> They did run out of human-authored training data (depending on who you ask), in 2024/2025. And they still improve.
It seemed to me that improvements due to training (i.e. the model) in 2025 were marginal. The biggest gains were in structuring how the conversation with the LLM goes.
I'd argue that "good", or at least "good enough", is when they reach a point where it becomes preferable to spend your time prompting rather than reading and writing code. That the final output meets the feature specifications is more or less the goal.
A lot of developers are having a difficult time accepting that the code doesn't matter nearly as much anymore, myself included. The feedback cycles that made hot fixing, bug fixing, customer support, etc. so expensive, have shrunk by orders of magnitude. A codebase that can be maintained by humans is perhaps not a goal worth pursuing anymore.

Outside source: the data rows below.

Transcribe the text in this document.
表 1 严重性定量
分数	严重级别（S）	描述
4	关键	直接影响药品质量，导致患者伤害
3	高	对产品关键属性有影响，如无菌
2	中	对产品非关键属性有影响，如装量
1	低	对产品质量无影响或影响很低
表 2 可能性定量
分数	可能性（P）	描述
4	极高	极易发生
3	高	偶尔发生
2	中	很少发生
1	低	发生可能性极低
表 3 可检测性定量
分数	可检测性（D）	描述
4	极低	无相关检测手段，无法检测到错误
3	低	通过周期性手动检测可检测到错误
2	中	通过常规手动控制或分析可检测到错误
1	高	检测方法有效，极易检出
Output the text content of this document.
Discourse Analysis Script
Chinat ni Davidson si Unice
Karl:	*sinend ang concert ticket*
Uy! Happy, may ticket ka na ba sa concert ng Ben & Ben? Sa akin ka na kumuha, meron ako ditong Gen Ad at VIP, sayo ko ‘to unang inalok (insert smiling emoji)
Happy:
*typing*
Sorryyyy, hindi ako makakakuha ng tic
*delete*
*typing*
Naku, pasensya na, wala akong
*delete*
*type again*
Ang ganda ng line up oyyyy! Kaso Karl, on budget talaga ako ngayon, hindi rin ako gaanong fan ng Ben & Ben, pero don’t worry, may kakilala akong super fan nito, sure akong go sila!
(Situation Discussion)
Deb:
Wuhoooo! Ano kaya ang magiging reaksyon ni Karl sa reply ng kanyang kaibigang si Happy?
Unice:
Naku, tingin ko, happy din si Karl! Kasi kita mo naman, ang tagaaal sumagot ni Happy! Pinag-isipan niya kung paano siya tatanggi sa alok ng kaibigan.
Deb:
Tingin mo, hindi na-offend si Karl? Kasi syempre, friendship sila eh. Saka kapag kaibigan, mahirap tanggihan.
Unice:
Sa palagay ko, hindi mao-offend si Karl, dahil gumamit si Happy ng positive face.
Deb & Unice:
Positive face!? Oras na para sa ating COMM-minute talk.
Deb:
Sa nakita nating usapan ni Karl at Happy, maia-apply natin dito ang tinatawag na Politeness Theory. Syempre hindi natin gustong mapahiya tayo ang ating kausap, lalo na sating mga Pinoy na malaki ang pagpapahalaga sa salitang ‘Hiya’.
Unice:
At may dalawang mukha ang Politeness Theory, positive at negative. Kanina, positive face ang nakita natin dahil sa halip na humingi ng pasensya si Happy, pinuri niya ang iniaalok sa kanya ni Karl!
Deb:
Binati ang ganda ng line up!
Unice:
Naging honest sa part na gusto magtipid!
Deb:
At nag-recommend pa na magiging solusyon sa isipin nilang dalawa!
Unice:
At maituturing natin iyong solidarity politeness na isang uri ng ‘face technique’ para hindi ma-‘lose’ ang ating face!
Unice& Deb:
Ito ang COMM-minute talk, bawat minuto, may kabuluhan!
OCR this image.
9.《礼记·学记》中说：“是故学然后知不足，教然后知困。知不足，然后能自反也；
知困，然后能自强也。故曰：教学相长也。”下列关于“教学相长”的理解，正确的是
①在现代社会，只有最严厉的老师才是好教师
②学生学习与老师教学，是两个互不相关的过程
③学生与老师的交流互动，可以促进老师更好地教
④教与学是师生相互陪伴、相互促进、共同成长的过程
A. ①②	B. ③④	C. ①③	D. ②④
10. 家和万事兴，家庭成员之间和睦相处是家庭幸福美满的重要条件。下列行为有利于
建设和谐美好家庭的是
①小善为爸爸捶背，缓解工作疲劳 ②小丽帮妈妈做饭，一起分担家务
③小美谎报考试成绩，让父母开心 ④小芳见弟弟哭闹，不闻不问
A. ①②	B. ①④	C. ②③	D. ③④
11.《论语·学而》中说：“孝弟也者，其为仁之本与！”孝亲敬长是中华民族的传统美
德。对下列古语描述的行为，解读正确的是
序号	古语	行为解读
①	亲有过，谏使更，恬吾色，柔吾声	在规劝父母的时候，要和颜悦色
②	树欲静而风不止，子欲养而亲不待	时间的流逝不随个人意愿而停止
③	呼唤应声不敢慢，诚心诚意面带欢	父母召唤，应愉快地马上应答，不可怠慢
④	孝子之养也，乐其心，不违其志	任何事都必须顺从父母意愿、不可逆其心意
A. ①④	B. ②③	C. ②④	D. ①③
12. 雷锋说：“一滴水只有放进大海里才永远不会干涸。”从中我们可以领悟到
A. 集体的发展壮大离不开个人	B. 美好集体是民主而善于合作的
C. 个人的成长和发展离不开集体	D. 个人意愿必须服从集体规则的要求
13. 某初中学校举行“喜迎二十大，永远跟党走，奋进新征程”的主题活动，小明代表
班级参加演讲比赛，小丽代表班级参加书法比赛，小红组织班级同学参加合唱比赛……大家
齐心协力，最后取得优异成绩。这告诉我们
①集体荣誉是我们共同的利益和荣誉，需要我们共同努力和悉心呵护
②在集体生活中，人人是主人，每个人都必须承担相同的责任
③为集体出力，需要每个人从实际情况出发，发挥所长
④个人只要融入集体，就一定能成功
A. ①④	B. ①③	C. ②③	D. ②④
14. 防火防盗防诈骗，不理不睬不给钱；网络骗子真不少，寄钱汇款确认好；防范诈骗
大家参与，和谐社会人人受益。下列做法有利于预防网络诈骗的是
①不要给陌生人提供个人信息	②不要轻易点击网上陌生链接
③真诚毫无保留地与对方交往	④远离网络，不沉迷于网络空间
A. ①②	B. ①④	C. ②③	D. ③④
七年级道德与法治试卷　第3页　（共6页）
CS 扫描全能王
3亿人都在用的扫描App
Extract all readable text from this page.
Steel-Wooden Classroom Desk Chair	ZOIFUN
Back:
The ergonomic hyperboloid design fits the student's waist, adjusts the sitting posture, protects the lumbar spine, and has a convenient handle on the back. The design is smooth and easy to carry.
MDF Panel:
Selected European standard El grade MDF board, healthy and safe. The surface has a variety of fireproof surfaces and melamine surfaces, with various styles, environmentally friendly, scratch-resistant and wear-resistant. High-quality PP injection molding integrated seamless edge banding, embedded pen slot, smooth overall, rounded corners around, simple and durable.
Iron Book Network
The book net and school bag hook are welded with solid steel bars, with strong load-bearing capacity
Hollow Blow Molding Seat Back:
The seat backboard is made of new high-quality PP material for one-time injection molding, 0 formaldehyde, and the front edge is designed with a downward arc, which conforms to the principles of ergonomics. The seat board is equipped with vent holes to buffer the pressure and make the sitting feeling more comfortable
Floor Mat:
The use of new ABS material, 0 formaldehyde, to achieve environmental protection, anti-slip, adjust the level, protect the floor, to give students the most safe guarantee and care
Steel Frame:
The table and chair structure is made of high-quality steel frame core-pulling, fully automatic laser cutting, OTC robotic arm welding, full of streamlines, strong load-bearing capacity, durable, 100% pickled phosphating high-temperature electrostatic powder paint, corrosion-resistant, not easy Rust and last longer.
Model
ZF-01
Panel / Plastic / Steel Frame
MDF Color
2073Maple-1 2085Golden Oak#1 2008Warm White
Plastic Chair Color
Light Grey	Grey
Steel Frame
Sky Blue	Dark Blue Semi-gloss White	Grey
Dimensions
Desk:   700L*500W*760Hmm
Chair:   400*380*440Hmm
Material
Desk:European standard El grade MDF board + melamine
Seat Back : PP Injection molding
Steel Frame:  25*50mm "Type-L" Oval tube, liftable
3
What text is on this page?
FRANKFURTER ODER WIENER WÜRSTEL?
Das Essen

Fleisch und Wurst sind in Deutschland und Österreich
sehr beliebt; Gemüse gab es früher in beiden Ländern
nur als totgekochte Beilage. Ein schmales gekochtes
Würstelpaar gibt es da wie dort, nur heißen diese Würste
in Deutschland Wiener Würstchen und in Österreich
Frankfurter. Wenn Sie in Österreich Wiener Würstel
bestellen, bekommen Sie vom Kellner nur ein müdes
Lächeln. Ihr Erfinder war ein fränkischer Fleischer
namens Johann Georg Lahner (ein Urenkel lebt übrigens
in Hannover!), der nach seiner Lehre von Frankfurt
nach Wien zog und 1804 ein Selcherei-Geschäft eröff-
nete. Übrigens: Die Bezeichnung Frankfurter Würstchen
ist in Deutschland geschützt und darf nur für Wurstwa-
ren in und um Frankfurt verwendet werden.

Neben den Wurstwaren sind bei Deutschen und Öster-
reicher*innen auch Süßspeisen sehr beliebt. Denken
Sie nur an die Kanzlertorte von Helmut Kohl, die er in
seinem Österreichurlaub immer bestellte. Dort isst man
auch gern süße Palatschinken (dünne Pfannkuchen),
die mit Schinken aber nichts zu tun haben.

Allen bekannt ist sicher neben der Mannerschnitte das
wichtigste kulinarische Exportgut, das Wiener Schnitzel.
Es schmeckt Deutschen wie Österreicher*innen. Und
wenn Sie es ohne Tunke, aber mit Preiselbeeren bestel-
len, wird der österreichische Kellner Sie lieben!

To really see this and feel this, I think it's worthwhile to spend at least a weekend or two seeing what you can build without writing or reviewing any of the code. Use a frontier model. Opus 4.6 or Codex 5.3. Probably doesn't matter which one you choose.
If you give it an honest try, you'll see that a lot of the limitations are self-imposed. Said another way: the root problem is some flavor of the user under specifying a prompt, having inconsistent design docs, and not implementing guard rails to prevent the AI from reintroducing bugs you previously squashed.
It's a very new way of working and it feels foreign. But there are a lot of very smart, very successful people doing this. People who have written millions of lines of code over their lifetime, and who enjoyed doing it, are now fully delegating the task.